Image Source: Zacks Investment Research
Capital One’s Strong Q2 Results
Setting Capital One apart from credit card giants like Visa and Mastercard is the company’s focus on consumer and commercial lending. Further boosting Capital One’s consumer and lending endeavors was the completed acquisition of Discover Financial Services in May, which added $2 billion in revenue during Q2 and also expanded its credit card and payment networks footprint.
Overall, Capital One’s Q2 sales soared 31% to $12.49 billion compared to $9.5 billion a year ago and topped estimates of $12.22 billion. More impressive, Q2 earnings skyrocketed 74% to $5.48 per share from EPS of $3.14 in the prior year quarter. Astonishingly, this crushed the Zacks EPS Consensus of $3.83 by 43%, with it noteworthy that Capital One has now surpassed its bottom-line expectations for four consecutive quarters, posting a very impressive average earnings surprise of 23.02%.
Despite reporting a GAAP net loss of $4.3 billion, due to separate one-time charges from the $35.3 billion acquisition of Discover, other Q2 highlights included Capital One’s credit card loans surging 72% to $269.7 billion while deposits rose 27% to $468.1 billion.
Image Source: Zacks Investment Research
Discover’s Loan Boost
Notably, Capital One acquired $98.3 billion of domestic card loans from Discover with what CFO Andre Young said was a net fair value discount of $220 million. Additionally, Capital One acquired $9.9 billion of personal loans with a net fair value discount of $114 million, along with $106.7 billion of deposits with a net fair value discount of $30 million.
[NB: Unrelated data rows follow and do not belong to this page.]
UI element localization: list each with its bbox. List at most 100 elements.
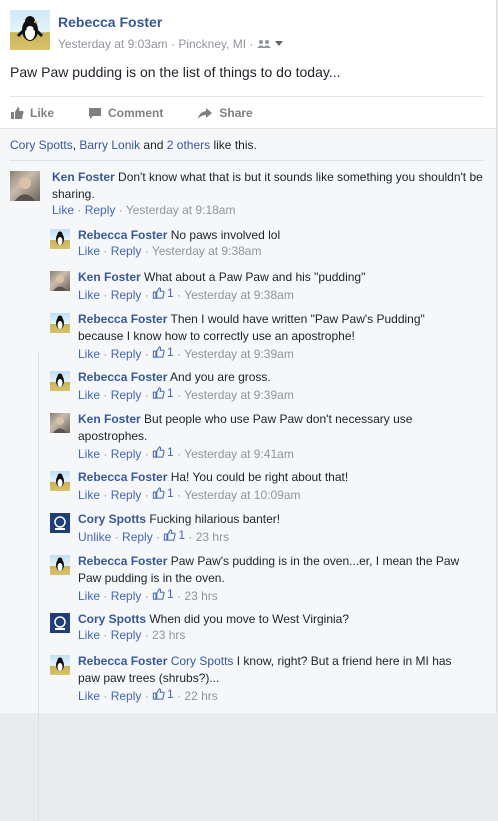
comment-reply-link[interactable]: Reply	[122, 530, 153, 544]
comment-mention[interactable]: Cory Spotts	[171, 654, 234, 668]
comment-avatar[interactable]	[50, 413, 70, 433]
penguin-icon	[56, 557, 64, 571]
comment-avatar[interactable]	[50, 371, 70, 391]
comment-unlike-link[interactable]: Unlike	[78, 530, 111, 544]
comment-timestamp[interactable]: Yesterday at 9:39am	[184, 388, 294, 402]
comment-author[interactable]: Rebecca Foster	[78, 228, 167, 242]
comment-author[interactable]: Cory Spotts	[78, 612, 146, 626]
comment-timestamp[interactable]: Yesterday at 9:18am	[126, 203, 236, 217]
comment-author[interactable]: Rebecca Foster	[78, 470, 167, 484]
comment-body: Ken Foster What about a Paw Paw and his …	[78, 269, 484, 286]
post-time[interactable]: Yesterday at 9:03am	[58, 37, 168, 51]
share-arrow-icon	[198, 107, 213, 119]
comment-like-count[interactable]: 1	[152, 286, 174, 300]
post-author[interactable]: Rebecca Foster	[58, 14, 162, 30]
comment-like-link[interactable]: Like	[78, 388, 100, 402]
comment-reply-link[interactable]: Reply	[111, 488, 142, 502]
comment-reply-link[interactable]: Reply	[111, 244, 142, 258]
comment-text: I know, right? But a friend here in MI h…	[236, 654, 452, 668]
comment-timestamp[interactable]: 23 hrs	[184, 589, 217, 603]
comment-timestamp[interactable]: 23 hrs	[152, 628, 185, 642]
person-photo-icon	[53, 275, 67, 291]
comment-like-count[interactable]: 1	[152, 587, 174, 601]
comment-item: Ken Foster But people who use Paw Paw do…	[50, 411, 484, 465]
comment-timestamp[interactable]: Yesterday at 9:38am	[152, 244, 262, 258]
comment-bubble-icon	[89, 107, 102, 119]
comment-text: But people who use Paw Paw don't necessa…	[144, 412, 413, 426]
comment-like-link[interactable]: Like	[52, 203, 74, 217]
comments-section: Cory Spotts, Barry Lonik and 2 others li…	[0, 128, 496, 821]
comment-author[interactable]: Ken Foster	[78, 270, 141, 284]
comment-reply-link[interactable]: Reply	[85, 203, 116, 217]
comment-timestamp[interactable]: 22 hrs	[184, 689, 217, 703]
penguin-icon	[56, 373, 64, 387]
comment-author[interactable]: Ken Foster	[78, 412, 141, 426]
comment-avatar[interactable]	[50, 655, 70, 675]
comment-author[interactable]: Ken Foster	[52, 170, 115, 184]
comment-timestamp[interactable]: Yesterday at 9:38am	[184, 288, 294, 302]
chevron-down-icon[interactable]	[274, 40, 284, 48]
comment-like-link[interactable]: Like	[78, 288, 100, 302]
penguin-icon	[56, 231, 64, 245]
comment-avatar[interactable]	[50, 229, 70, 249]
comment-like-link[interactable]: Like	[78, 628, 100, 642]
comment-item: Rebecca Foster And you are gross. Like · …	[50, 369, 484, 407]
comment-reply-link[interactable]: Reply	[111, 447, 142, 461]
comment-like-count[interactable]: 1	[152, 445, 174, 459]
post-card: Rebecca Foster Yesterday at 9:03am · Pin…	[0, 0, 497, 821]
share-button[interactable]: Share	[197, 97, 253, 129]
comment-like-link[interactable]: Like	[78, 589, 100, 603]
post-meta: Yesterday at 9:03am · Pinckney, MI ·	[58, 37, 284, 51]
post-location[interactable]: Pinckney, MI	[178, 37, 246, 51]
comment-avatar[interactable]	[50, 513, 70, 533]
comment-text-continued: sharing.	[52, 187, 95, 201]
comment-reply-link[interactable]: Reply	[111, 628, 142, 642]
penguin-icon	[56, 315, 64, 329]
thumbs-up-icon	[152, 688, 165, 700]
comment-avatar[interactable]	[50, 471, 70, 491]
comment-like-link[interactable]: Like	[78, 488, 100, 502]
comment-author[interactable]: Rebecca Foster	[78, 370, 167, 384]
comment-like-link[interactable]: Like	[78, 447, 100, 461]
comment-avatar[interactable]	[50, 613, 70, 633]
comment-author[interactable]: Cory Spotts	[78, 512, 146, 526]
comment-like-count[interactable]: 1	[152, 486, 174, 500]
comment-reply-link[interactable]: Reply	[111, 347, 142, 361]
comment-timestamp[interactable]: Yesterday at 10:09am	[184, 488, 300, 502]
comment-avatar[interactable]	[50, 555, 70, 575]
comment-actions: Like · Reply · Yesterday at 9:38am	[78, 244, 262, 258]
comment-body: Rebecca Foster Then I would have written…	[78, 311, 484, 345]
comment-avatar[interactable]	[10, 171, 40, 201]
liker-link[interactable]: Barry Lonik	[79, 138, 140, 152]
liker-link[interactable]: Cory Spotts	[10, 138, 73, 152]
comment-avatar[interactable]	[50, 313, 70, 333]
comment-item: Cory Spotts Fucking hilarious banter! Unl…	[50, 511, 484, 549]
comment-reply-link[interactable]: Reply	[111, 589, 142, 603]
comment-author[interactable]: Rebecca Foster	[78, 654, 167, 668]
comment-timestamp[interactable]: 23 hrs	[196, 530, 229, 544]
comment-body: Rebecca Foster Paw Paw's pudding is in t…	[78, 553, 484, 587]
person-photo-icon	[14, 177, 36, 201]
comment-reply-link[interactable]: Reply	[111, 288, 142, 302]
author-avatar[interactable]	[10, 10, 50, 50]
comment-like-link[interactable]: Like	[78, 689, 100, 703]
thumbs-up-icon	[152, 387, 165, 399]
comment-author[interactable]: Rebecca Foster	[78, 312, 167, 326]
comment-body: Cory Spotts Fucking hilarious banter!	[78, 511, 484, 528]
comment-author[interactable]: Rebecca Foster	[78, 554, 167, 568]
others-link[interactable]: 2 others	[167, 138, 210, 152]
comment-text: When did you move to West Virginia?	[149, 612, 350, 626]
comment-like-count[interactable]: 1	[152, 687, 174, 701]
comment-timestamp[interactable]: Yesterday at 9:41am	[184, 447, 294, 461]
comment-reply-link[interactable]: Reply	[111, 689, 142, 703]
comment-like-count[interactable]: 1	[152, 386, 174, 400]
comment-avatar[interactable]	[50, 271, 70, 291]
comment-reply-link[interactable]: Reply	[111, 388, 142, 402]
like-button[interactable]: Like	[10, 97, 54, 129]
comment-like-count[interactable]: 1	[152, 345, 174, 359]
comment-button[interactable]: Comment	[88, 97, 163, 129]
comment-like-count[interactable]: 1	[163, 528, 185, 542]
comment-like-link[interactable]: Like	[78, 244, 100, 258]
comment-like-link[interactable]: Like	[78, 347, 100, 361]
comment-timestamp[interactable]: Yesterday at 9:39am	[184, 347, 294, 361]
Capital One also acquired $7.9 billion of home loans, which have been marked as held for sale and are now included in its discontinued operations.
Capital One Reconfirms its Full-Year Outlook
Amid the recent Discover acquisition, Capital One still reconfirmed its full-year fiscal 2025 outlook, expecting revenue to increase 36% to $53.29 billion, which came in above the current Zacks Consensus of $52.3 billion. Furthermore, Capital One still expects annual earnings to be up 9% to $15.25 per share, although this was below previous updated expectations of $15.51.
Capital One’s Attractive Valuation
Intriguing to long-term investors is that at 14X forward earnings, Capital One stock still trades nicely beneath the benchmark S&P 500’s 24X. Plus, Capital One trades at an even steeper discount to Visa and Mastercard’s forward earnings multiples of 30X and 34X, respectively.
COF also trades under the optimum level of less than 2X forward sales, while Visa and Mastercard stock trade at more than 17X, with the S&P 500’s average at 5.4X.
Image Source: Zacks Investment Research
Conclusion & Final Thoughts
While Capital One wasn’t able to raise its full-year guidance after crushing earnings expectations, reconfirming its outlook was still a meaningful sign that the Discover acquisition is paying off. For now, Capital One stock lands a Zacks Rank #3 (Hold) and surely offers long-term value to investors at current levels.
That said, more upside (and a buy rating) will likely depend on what is hopefully a positive trend of earnings estimate revisions for FY26, as FY25 EPS estimates are likely to decline in correlation with the company’s guidance coming in below previous updated projections of $15.51 per share, which had risen over the last 30 days.